Peux-tu expliquer cette loi Avia ? En Belgique, on n’en parle pas…
Cette loi vise à lutter, sur Internet, contre les propos violents et haineux. Là-
dessus, il y a une sorte de consensus. Moi-même, j’ai été victime de la
violence et de la haine d’un certain nombre de personnes, mais on n’a pas
besoin de loi pour ça, il existe déjà des lois sur la diffamation, sur l’atteinte
à la vie privée. Donc, en fait, ce pouvoir qui possède déjà tous les médias,
essaie de faire passer cette loi pour réduire au silence des types comme moi
ou des médias comme le mien, mais il y en a d’autres, on est quand même
quelques-uns en France à nous battre sur le terrain de l’information. Ils
veulent nous faire taire. Me concernant ils ont déjà réussi à bloquer trois
de mes éditos sur YouTube… Je n’ai pas envie de me mettre en avant sur
ce truc-là, moi je m’en fous de la notoriété. Mais, en début d’année,
ça a commencé vraiment à cartonner, en une semaine, j’avais un million
de vues, et quand ça devient populaire à ce point-là, ça leur pose un vrai
problème. Tu deviens dangereux pour le pouvoir. Essentiellement sur
YouTube, des plaintes ont été déposées. D’abord, une série de trolls
macronistes, tu sais comment ça se passe, ils envoient des messages donc
tu te fais interdire. Mais quand tu es un média important comme le nôtre,
au bout d’une heure tu prouves que tu ne tiens pas des propos haineux, qu’il
n’y a pas de violence, et donc ils remettent ta vidéo en place. Ça s’est passé
à trois reprises dans mes éditos. La première fois, comme il y avait des
images de violence de Gilets jaunes, de flics matraqueurs, ils ont interdit mes
éditos aux moins de 18 ans. Pour pouvoir te connecter, il fallait dire que
tu avais plus de 18 ans, et ensuite il fallait avoir l’application YouTube pour
accéder à mes éditos.
Des obstacles pour freiner…
C’est une vraie censure, et tu ne pouvais pas les partager. Pour le premier
édito, j’aurais pu faire un million de vues, j’en ai fait 250 000. C’est un vrai
problème de liberté d’expression. Mais c’est aussi un problème économique
pour nous. Quand je fais un édito qui cartonne, dans les deux trois jours qui
suivent il y a 10 000 ou 15 000 euros de dons qui tombent et qui permettent
de faire vivre Le Média, d’investir dans des enquêtes, etc. Donc, c’est une
atteinte à ma liberté d’expression parce qu’évidemment, je ne tiens aucun
propos haineux, je ne suis motivé par aucune haine, parfois je suis en colère,
mais tous mes éditos, j’essaie de les écrire, de les penser.

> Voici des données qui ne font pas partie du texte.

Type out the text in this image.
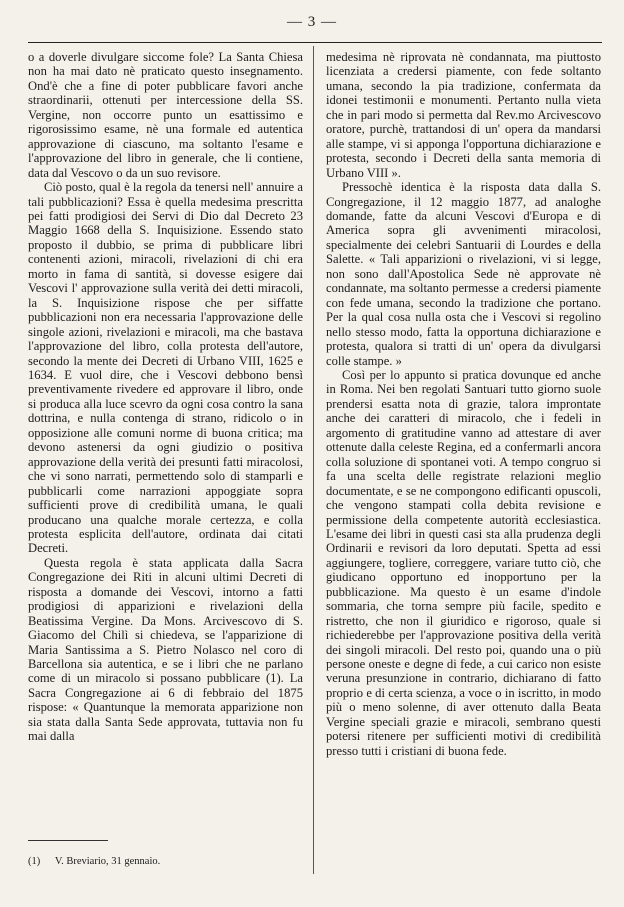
— 3 —

o a doverle divulgare siccome fole? La Santa Chiesa non ha mai dato nè praticato questo insegnamento. Ond'è che a fine di poter pubblicare favori anche straordinarii, ottenuti per intercessione della SS. Vergine, non occorre punto un esattissimo e rigorosissimo esame, nè una formale ed autentica approvazione di ciascuno, ma soltanto l'esame e l'approvazione del libro in generale, che li contiene, data dal Vescovo o da un suo revisore.

Ciò posto, qual è la regola da tenersi nell' annuire a tali pubblicazioni? Essa è quella medesima prescritta pei fatti prodigiosi dei Servi di Dio dal Decreto 23 Maggio 1668 della S. Inquisizione. Essendo stato proposto il dubbio, se prima di pubblicare libri contenenti azioni, miracoli, rivelazioni di chi era morto in fama di santità, si dovesse esigere dai Vescovi l' approvazione sulla verità dei detti miracoli, la S. Inquisizione rispose che per siffatte pubblicazioni non era necessaria l'approvazione delle singole azioni, rivelazioni e miracoli, ma che bastava l'approvazione del libro, colla protesta dell'autore, secondo la mente dei Decreti di Urbano VIII, 1625 e 1634. E vuol dire, che i Vescovi debbono bensì preventivamente rivedere ed approvare il libro, onde si produca alla luce scevro da ogni cosa contro la sana dottrina, e nulla contenga di strano, ridicolo o in opposizione alle comuni norme di buona critica; ma devono astenersi da ogni giudizio o positiva approvazione della verità dei presunti fatti miracolosi, che vi sono narrati, permettendo solo di stamparli e pubblicarli come narrazioni appoggiate sopra sufficienti prove di credibilità umana, le quali producano una qualche morale certezza, e colla protesta esplicita dell'autore, ordinata dai citati Decreti.

Questa regola è stata applicata dalla Sacra Congregazione dei Riti in alcuni ultimi Decreti di risposta a domande dei Vescovi, intorno a fatti prodigiosi di apparizioni e rivelazioni della Beatissima Vergine. Da Mons. Arcivescovo di S. Giacomo del Chilì si chiedeva, se l'apparizione di Maria Santissima a S. Pietro Nolasco nel coro di Barcellona sia autentica, e se i libri che ne parlano come di un miracolo si possano pubblicare (1). La Sacra Congregazione ai 6 di febbraio del 1875 rispose: « Quantunque la memorata apparizione non sia stata dalla Santa Sede approvata, tuttavia non fu mai dalla

medesima nè riprovata nè condannata, ma piuttosto licenziata a credersi piamente, con fede soltanto umana, secondo la pia tradizione, confermata da idonei testimonii e monumenti. Pertanto nulla vieta che in pari modo si permetta dal Rev.mo Arcivescovo oratore, purchè, trattandosi di un' opera da mandarsi alle stampe, vi si apponga l'opportuna dichiarazione e protesta, secondo i Decreti della santa memoria di Urbano VIII ».

Pressochè identica è la risposta data dalla S. Congregazione, il 12 maggio 1877, ad analoghe domande, fatte da alcuni Vescovi d'Europa e di America sopra gli avvenimenti miracolosi, specialmente dei celebri Santuarii di Lourdes e della Salette. « Tali apparizioni o rivelazioni, vi si legge, non sono dall'Apostolica Sede nè approvate nè condannate, ma soltanto permesse a credersi piamente con fede umana, secondo la tradizione che portano. Per la qual cosa nulla osta che i Vescovi si regolino nello stesso modo, fatta la opportuna dichiarazione e protesta, qualora si tratti di un' opera da divulgarsi colle stampe. »

Così per lo appunto si pratica dovunque ed anche in Roma. Nei ben regolati Santuari tutto giorno suole prendersi esatta nota di grazie, talora improntate anche dei caratteri di miracolo, che i fedeli in argomento di gratitudine vanno ad attestare di aver ottenute dalla celeste Regina, ed a confermarli ancora colla soluzione di spontanei voti. A tempo congruo si fa una scelta delle registrate relazioni meglio documentate, e se ne compongono edificanti opuscoli, che vengono stampati colla debita revisione e permissione della competente autorità ecclesiastica. L'esame dei libri in questi casi sta alla prudenza degli Ordinarii e revisori da loro deputati. Spetta ad essi aggiungere, togliere, correggere, variare tutto ciò, che giudicano opportuno ed inopportuno per la pubblicazione. Ma questo è un esame d'indole sommaria, che torna sempre più facile, spedito e ristretto, che non il giuridico e rigoroso, quale si richiederebbe per l'approvazione positiva della verità dei singoli miracoli. Del resto poi, quando una o più persone oneste e degne di fede, a cui carico non esiste veruna presunzione in contrario, dichiarano di fatto proprio e di certa scienza, a voce o in iscritto, in modo più o meno solenne, di aver ottenuto dalla Beata Vergine speciali grazie e miracoli, sembrano questi potersi ritenere per sufficienti motivi di credibilità presso tutti i cristiani di buona fede.

(1) V. Breviario, 31 gennaio.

Dans un deuxième édito, j’avais titré « En marche vers l’affrontement
général ». En tenant ce propos, je n’appelais pas à un affrontement, à une
guerre civile. Je voulais dire que si Emmanuel Macron continuait à tenir ces
propos, à faire cette politique, ça finirait en bain de sang. On sentait que
l’insurrection montait, c’est ce que j’ai voulu dire. On a prétendu que mon
titre était un appel à la haine et au soulèvement et paf, édito interdit ! C’est
quand même extraordinaire, on est en pleine sortie de confinement, ça fait
un peu plus de deux mois que les Français en bavent, enfermés chez eux. Que
fait ce gouvernement ? Sa première urgence est de passer, à l’Assemblée, une
loi contre la haine et la violence ! On a fait des millions de vues, et ça leur
posait un vrai problème. Pendant le confinement, les Français ont eu plus
envie de s’informer et, comme tous les médias mainstream disent à peu près
tous la même chose, ils sont allés vers nous, vers Mediapart, Bastamag,
Reporterre, Arrêt sur images, etc. Mais nous sommes les plus en vue, car
on n’est pas sur abonnement, on est un média public. Donc j’affirme qu’ils
font passer cette loi-là pour emmerder des types comme nous, et à terme c’est
ce qui nous pend au nez. Mais en même temps, ils sont un peu ennuyés parce
qu’on commence à représenter une vraie force et donc le jour où il y aura
cette censure, j’espère que ça va bouger.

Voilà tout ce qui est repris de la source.